Physiotherapie benötigt ebenfalls Erweiterung
Auch die Physiotherapie Wyland AG ist in den letzten Jahren gewachsen. Inhaberin Barbara Steiger musste Anfang 2023 zusätzliche Räume im Dorf anmieten. Diese Aufteilung auf mehrere Standorte ist logistisch aufwendig und erschwert den Praxisablauf. Sie würde es bevorzugen, die gesamte Physiotherapie unter einem Dach zu vereinen. Eine Aufstockung des Ärzte- und Feuerwehrzentrums würde diese Möglichkeit bieten und die Effizienz der Praxisabläufe verbessern.
Die Schaffung von mehr Raum würde es beiden medizinischen Einrichtungen ermöglichen, ihr Leistungsangebot zu erweitern, neue Fachkräfte einzustellen und die Patientenversorgung zu optimieren. Dies ist besonders wichtig angesichts der demografischen Entwicklung und des steigenden Bedarfs an Gesundheitsdienstleistungen.
Projektkosten und Bürgerentscheid
Die statischen Gegebenheiten und die Bauweise des bestehenden Gebäudes erlauben eine Aufstockung in leichter Holzkonstruktion. Diese zusätzliche Etage könnte durch Stützen stabilisiert werden. Die grobe Kostenschätzung für das gesamte Aufstockungsprojekt liegt zwischen 2,5 und 3 Millionen Franken. Die genauen Kosten hängen unter anderem von der Erschliessung der neuen Etage ab, beispielsweise von der Installation eines Aufzugs oder der Anpassung von Treppenhäusern.
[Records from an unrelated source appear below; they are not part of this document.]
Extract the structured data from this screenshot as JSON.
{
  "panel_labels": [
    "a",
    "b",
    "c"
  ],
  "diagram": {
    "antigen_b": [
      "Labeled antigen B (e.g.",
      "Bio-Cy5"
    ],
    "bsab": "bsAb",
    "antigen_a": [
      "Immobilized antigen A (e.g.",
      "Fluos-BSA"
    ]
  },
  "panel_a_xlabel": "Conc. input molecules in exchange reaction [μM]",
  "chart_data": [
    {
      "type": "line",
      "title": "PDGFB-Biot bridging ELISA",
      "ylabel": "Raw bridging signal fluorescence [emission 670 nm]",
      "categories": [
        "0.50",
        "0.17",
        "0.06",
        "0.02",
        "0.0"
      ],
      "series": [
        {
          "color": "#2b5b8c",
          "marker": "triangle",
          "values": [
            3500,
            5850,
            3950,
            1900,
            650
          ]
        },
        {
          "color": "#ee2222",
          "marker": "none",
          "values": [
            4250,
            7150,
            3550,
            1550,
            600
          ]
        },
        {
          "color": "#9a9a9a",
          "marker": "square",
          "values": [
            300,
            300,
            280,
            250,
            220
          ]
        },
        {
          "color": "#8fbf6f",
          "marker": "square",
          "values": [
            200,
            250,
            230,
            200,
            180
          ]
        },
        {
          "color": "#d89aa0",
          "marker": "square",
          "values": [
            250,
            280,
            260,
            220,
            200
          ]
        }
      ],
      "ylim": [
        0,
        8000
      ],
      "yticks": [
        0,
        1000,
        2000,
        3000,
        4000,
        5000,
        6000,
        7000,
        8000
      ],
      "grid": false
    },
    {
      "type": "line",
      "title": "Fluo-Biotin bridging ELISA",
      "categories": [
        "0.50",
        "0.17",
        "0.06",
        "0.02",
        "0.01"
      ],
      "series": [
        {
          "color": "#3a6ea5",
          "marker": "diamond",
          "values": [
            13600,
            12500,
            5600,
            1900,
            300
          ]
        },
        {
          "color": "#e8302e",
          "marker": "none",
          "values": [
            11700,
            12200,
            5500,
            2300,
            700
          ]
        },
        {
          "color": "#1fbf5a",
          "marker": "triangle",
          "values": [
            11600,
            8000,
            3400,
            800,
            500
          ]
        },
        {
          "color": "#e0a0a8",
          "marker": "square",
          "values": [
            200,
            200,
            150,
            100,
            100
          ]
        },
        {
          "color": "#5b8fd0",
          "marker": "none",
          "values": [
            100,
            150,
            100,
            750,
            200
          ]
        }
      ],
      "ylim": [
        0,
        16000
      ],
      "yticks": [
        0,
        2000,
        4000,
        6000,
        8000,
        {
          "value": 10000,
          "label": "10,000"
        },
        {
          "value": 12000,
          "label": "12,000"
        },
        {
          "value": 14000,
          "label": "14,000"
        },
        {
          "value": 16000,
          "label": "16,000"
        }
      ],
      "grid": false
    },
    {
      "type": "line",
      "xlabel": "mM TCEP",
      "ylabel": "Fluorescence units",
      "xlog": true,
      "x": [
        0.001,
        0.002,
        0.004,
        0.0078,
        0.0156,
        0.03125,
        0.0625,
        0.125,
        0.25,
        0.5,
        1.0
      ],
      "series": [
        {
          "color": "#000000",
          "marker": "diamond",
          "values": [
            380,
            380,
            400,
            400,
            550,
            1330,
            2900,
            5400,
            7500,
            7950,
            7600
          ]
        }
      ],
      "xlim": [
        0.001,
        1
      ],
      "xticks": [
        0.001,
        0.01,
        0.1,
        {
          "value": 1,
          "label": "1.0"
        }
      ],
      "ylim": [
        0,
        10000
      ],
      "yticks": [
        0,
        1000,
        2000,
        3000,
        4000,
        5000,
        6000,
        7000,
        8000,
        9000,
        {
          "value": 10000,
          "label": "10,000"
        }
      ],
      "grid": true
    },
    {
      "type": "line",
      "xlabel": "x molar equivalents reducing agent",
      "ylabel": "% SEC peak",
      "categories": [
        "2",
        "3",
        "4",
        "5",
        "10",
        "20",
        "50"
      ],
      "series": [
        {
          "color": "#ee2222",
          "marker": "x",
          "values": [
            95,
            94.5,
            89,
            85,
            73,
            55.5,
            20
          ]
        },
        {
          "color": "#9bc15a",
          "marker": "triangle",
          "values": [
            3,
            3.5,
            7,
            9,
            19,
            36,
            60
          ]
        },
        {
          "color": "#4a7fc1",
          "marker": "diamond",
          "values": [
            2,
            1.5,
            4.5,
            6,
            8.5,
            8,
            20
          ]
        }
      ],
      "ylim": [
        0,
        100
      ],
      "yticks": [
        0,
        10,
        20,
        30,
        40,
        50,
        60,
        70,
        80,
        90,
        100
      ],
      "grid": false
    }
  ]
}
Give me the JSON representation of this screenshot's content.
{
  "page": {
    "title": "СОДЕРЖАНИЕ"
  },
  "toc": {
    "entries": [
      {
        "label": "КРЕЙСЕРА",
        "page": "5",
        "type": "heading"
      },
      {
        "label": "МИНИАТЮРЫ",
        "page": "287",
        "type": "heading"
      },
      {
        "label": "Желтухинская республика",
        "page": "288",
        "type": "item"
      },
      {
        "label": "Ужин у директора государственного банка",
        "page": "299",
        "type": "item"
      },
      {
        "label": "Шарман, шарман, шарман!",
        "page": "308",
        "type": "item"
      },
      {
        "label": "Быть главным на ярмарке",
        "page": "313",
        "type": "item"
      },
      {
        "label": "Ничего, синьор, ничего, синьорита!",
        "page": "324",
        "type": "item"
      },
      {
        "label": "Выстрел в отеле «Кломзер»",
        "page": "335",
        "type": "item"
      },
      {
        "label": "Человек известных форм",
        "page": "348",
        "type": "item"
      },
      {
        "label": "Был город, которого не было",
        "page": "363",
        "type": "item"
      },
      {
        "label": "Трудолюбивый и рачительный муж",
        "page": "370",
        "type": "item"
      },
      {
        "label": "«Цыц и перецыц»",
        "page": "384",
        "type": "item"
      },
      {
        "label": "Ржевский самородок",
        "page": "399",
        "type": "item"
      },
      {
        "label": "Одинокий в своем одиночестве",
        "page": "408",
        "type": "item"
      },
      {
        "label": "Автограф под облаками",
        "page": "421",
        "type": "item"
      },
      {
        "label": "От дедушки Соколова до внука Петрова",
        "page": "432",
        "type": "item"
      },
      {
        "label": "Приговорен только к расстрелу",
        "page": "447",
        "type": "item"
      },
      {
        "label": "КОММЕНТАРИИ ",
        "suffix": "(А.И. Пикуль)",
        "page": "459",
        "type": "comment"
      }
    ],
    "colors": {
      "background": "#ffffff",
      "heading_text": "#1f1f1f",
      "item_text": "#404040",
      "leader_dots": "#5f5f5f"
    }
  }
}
Für das Budgetjahr 2026 hat die Gemeinde Marthalen bereits 80'000 Franken für ein Vorprojekt eingestellt. Nach Abschluss dieser Planungsphase wird das Stimmvolk von Marthalen an der Urne über die Umsetzung des Projekts entscheiden. Dies unterstreicht die demokratische Entscheidungsfindung in der Gemeinde und gibt den Bürgern die Möglichkeit, direkt Einfluss auf wichtige Infrastrukturprojekte zu nehmen.
- Geschätzte Projektkosten: 2,5 bis 3 Millionen Franken
- Kosten für Vorprojekt im Budget 2026: 80'000 Franken
- Entscheidung: Durch Urnenabstimmung des Stimmvolks
Die Aufstockung des Gebäudes wäre eine nachhaltige Lösung, da sie nicht nur den aktuellen Raumbedarf deckt, sondern auch die Lebensdauer des Gebäudes verlängert und die Infrastruktur der Gemeinde zukunftssicher macht. Die Integration von Photovoltaik-Anlagen könnte zudem einen Beitrag zur Energiewende leisten und die Betriebskosten senken.
Das Projekt in Marthalen zeigt, wie ein unerwarteter Schaden als Katalysator für eine umfassende und zukunftsgerichtete Entwicklung dienen kann. Die Kombination aus notwendiger Sanierung und strategischer Erweiterung könnte einen erheblichen Mehrwert für die Gesundheitsversorgung der lokalen Bevölkerung schaffen.